I am still very new and even weak in my faith, but at least this is what i understand.
And for now, it is time for me to choose to go to bed.
There were only three persons attending the class. The other two are guys, one Indian and one Chinese.
The Chinese guy has been a Christian for 7 years and he could even memorise the verse in the Bible. I'm not sure why he only decided to be baptised now. I think it may be because he's getting married soon and probably his fiance has already been baptised.
I've actually noticed them every Sunday when i'm at the Sunday service because of two things: (1) They are always at least half-an-hour late every week and need the ushers to look for seats for them (and i do not like this because i can't understand why they can't leave home a bit earlier and be on time for the service). (2) They are very loving couple (once they were late as usual and so happened to be seated in front of me.

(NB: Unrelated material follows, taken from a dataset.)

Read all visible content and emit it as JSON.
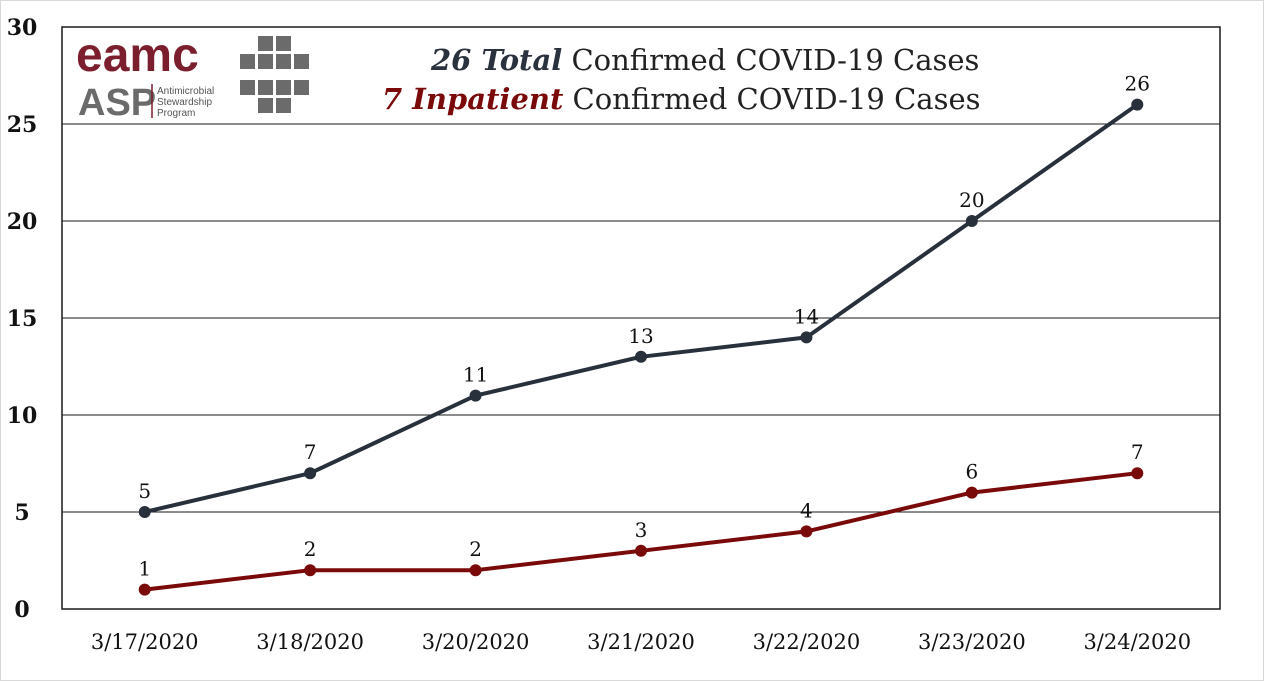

When the pastor asked everyone to greet the persons around us, the guy kissed the gal on her cheek, gazed lovingly into her eyes and wished her morning.)
Anyway, during the class when touched upon to topic of faith, the teacher asked if we believed that we are going to heaven, the Indian guy kept quiet, the Chinese guy replied a very affirmative "yes", and i said, "no, not at this moment".

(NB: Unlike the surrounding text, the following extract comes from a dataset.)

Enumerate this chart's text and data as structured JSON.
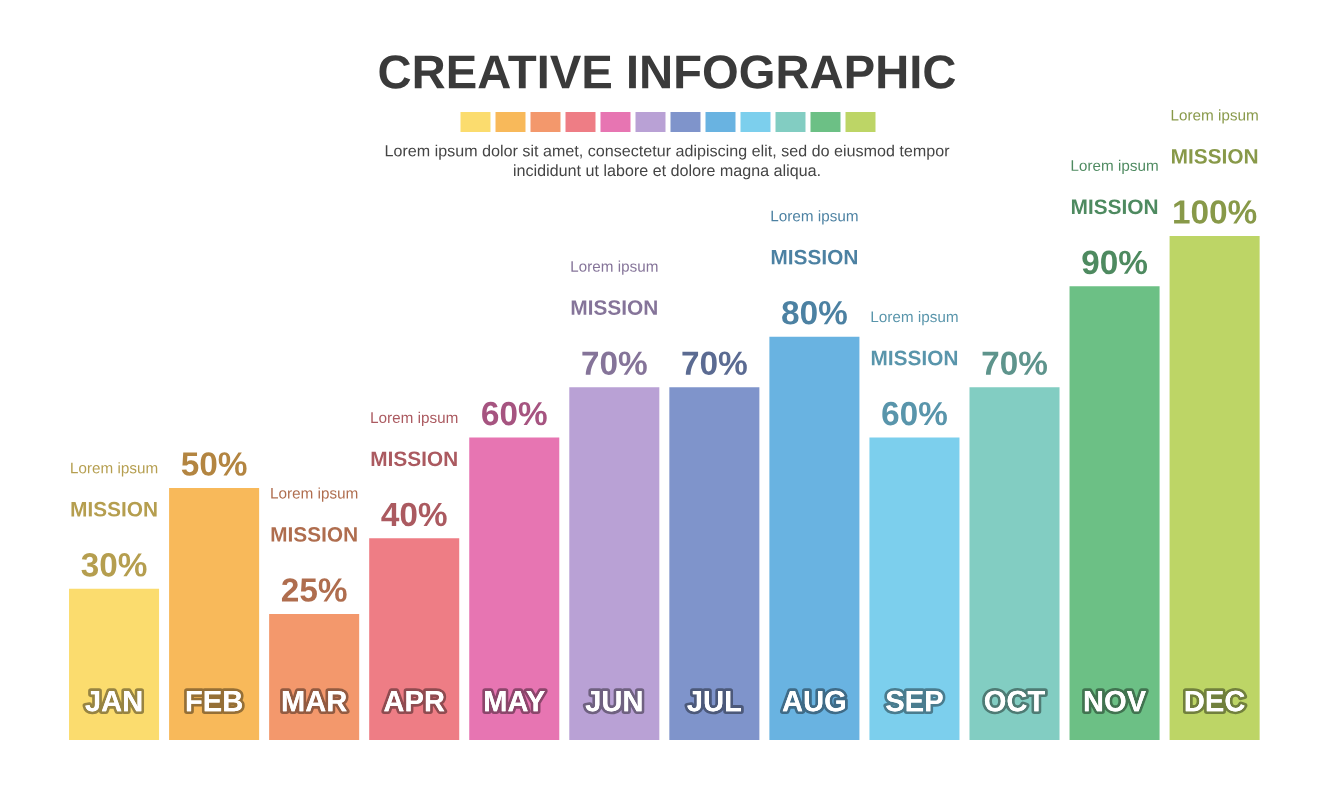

Then the teacher said that if we have enough faith, we should believe that there is a place for us in heaven, for this is the promise to us from God and He never lies. And if we have a strong faith in living the Christianity life, why would we doubt that we will be going to heaven?
I then told him that i have no doubt in Him, but the doubt is in myself. I said we were educated since young to analyse things with science and with logical thinking. Yet there are things in the Bible that i cannot comprehend and sometimes doubts will come into my mind. Hence i do believe in God, but the one whom i do not believe is actually myself.
To that, the teacher smiled and said that it is a choice that we consciously make, whether to believe or not to believe. Since the dawn of age, there have been a lot of miracles around the world that even the scientists could not provide a plausible explanation. When we are faced with unexplainable events in life, it is up to us to just believe or to doubt.
The session today actually had me re-think about whether or not i should wait for a longer while before i get baptised. I have been postponing it because i feel that my faith in Christianity is still not strong enough. When i am baptised, i want myself to be truely devoted without a singe doubt.
But then, being a baby Christian who has yet to grow further in the knowledge and faith in Christianity, be it due to Satan's work or my own cynical nature, doubts often creep in and hinder me from strengthening my faith. All my life, i've hated hypocrites. Hence i asked myself if i am really ready to make the declaration to the world that i am a Christian if i am not practising it to its fullest, whether spiritually or physically.
I know mom will be disappointed if i am not baptised together with her, but then it is not about her but my relationship with God. I really need to think about it.